Wielu zapewne chce schudnąć, ale może nie do końca wiadomo jak się do tego zabrać. Przy odchudzaniu pojawiają się też dodatkowe dylematy. Jak schudnąć, ale tak, by nie stracić ewentualnej tkanki mięśniowej lub po prostu ją budować jednocześnie? Z odpowiedzią przychodzi nam rekompozycja.
Rekompozycja a zapotrzebowanie
Wiadomo nie od dziś – żeby schudnąć musisz spalać więcej kalorii niż wynosi Twoje dobowe zapotrzebowanie. Mówiąc prosto – Więcej spalać aniżeli dostarczać. Przy deficycie kalorycznym dochodzi jednak pewien problem – nie może być zbyt prosto. Niestety, ale profesjonalni sportowcy w wypowiedzi dla www.kulturystyka24.pl ostrzegają, że oprócz tłuszczu możesz pozbywać się także tkanki mięśniowej. Jak tego uniknąć? Po pierwsze, dostarczaj do organizmu dużo białka.

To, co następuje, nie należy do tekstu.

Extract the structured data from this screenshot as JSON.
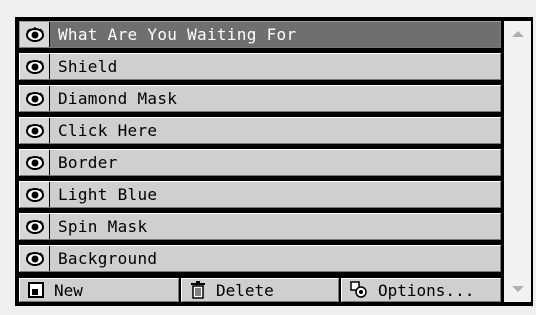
{
  "layers": [
    {
      "label": "What Are You Waiting For",
      "selected": true
    },
    {
      "label": "Shield",
      "selected": false
    },
    {
      "label": "Diamond Mask",
      "selected": false
    },
    {
      "label": "Click Here",
      "selected": false
    },
    {
      "label": "Border",
      "selected": false
    },
    {
      "label": "Light Blue",
      "selected": false
    },
    {
      "label": "Spin Mask",
      "selected": false
    },
    {
      "label": "Background",
      "selected": false
    }
  ],
  "toolbar": {
    "new_label": "New",
    "delete_label": "Delete",
    "options_label": "Options..."
  },
  "icons": {
    "visibility": "eye-icon",
    "new": "new-layer-icon",
    "delete": "trash-icon",
    "options": "options-icon",
    "scroll_up": "scroll-up-arrow-icon",
    "scroll_down": "scroll-down-arrow-icon"
  },
  "colors": {
    "row_bg": "#cfcfcf",
    "selected_row_bg": "#6f6f6f",
    "selected_text": "#ffffff"
  }
}
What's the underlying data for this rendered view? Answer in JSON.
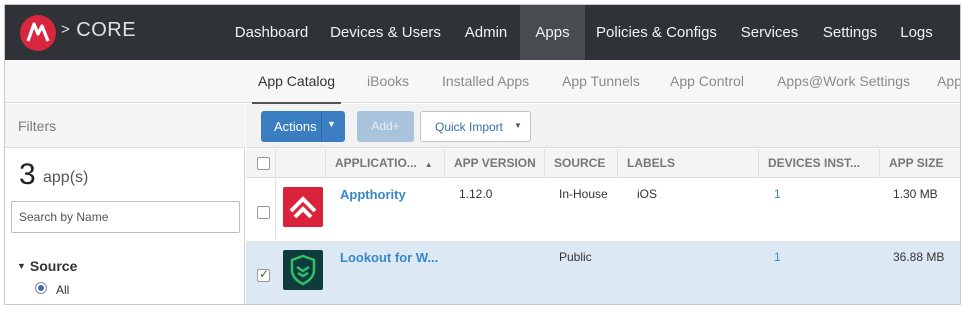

Może to być również dodatkowe białko w suplementach bezpośrednio po cięższym treningu.
Co ważne, wprowadź trening siłowy
Nie tylko będziesz tracił tłuszcz, ale też zadbasz o wzrost mięśni. One będą rosnąć, choć początkowo możesz ich nie dostrzec. Odkryją się, jak spalisz zbędny tłuszcz. To jest właśnie rekompozycja. Spalanie tłuszczu przy jednoczesnym wzmacnianiu tkanki mięśniowej. Rób zatem brzuszki, pracuj z hantlami, rób przysiady, skłony czy pompki. Jak często powinno się robić trening siłowy? 2-3 razy w tygodniu w zupełności wystarczy. Przyłóż się jednak i niech to będzie chociaż 30 minut i kilka serii z powtórzeniami. Efekty zobaczysz szybciej, niż Ci się wydaje. No chyba, że nie chcesz mieć rozbudowanych mięśni i wyglądać po schudnięciu jak chuderlak. Wtedy rekompozycja jest Ci niepotrzebna. Po prostu się odchudzaj i dbaj o deficyt kaloryczny.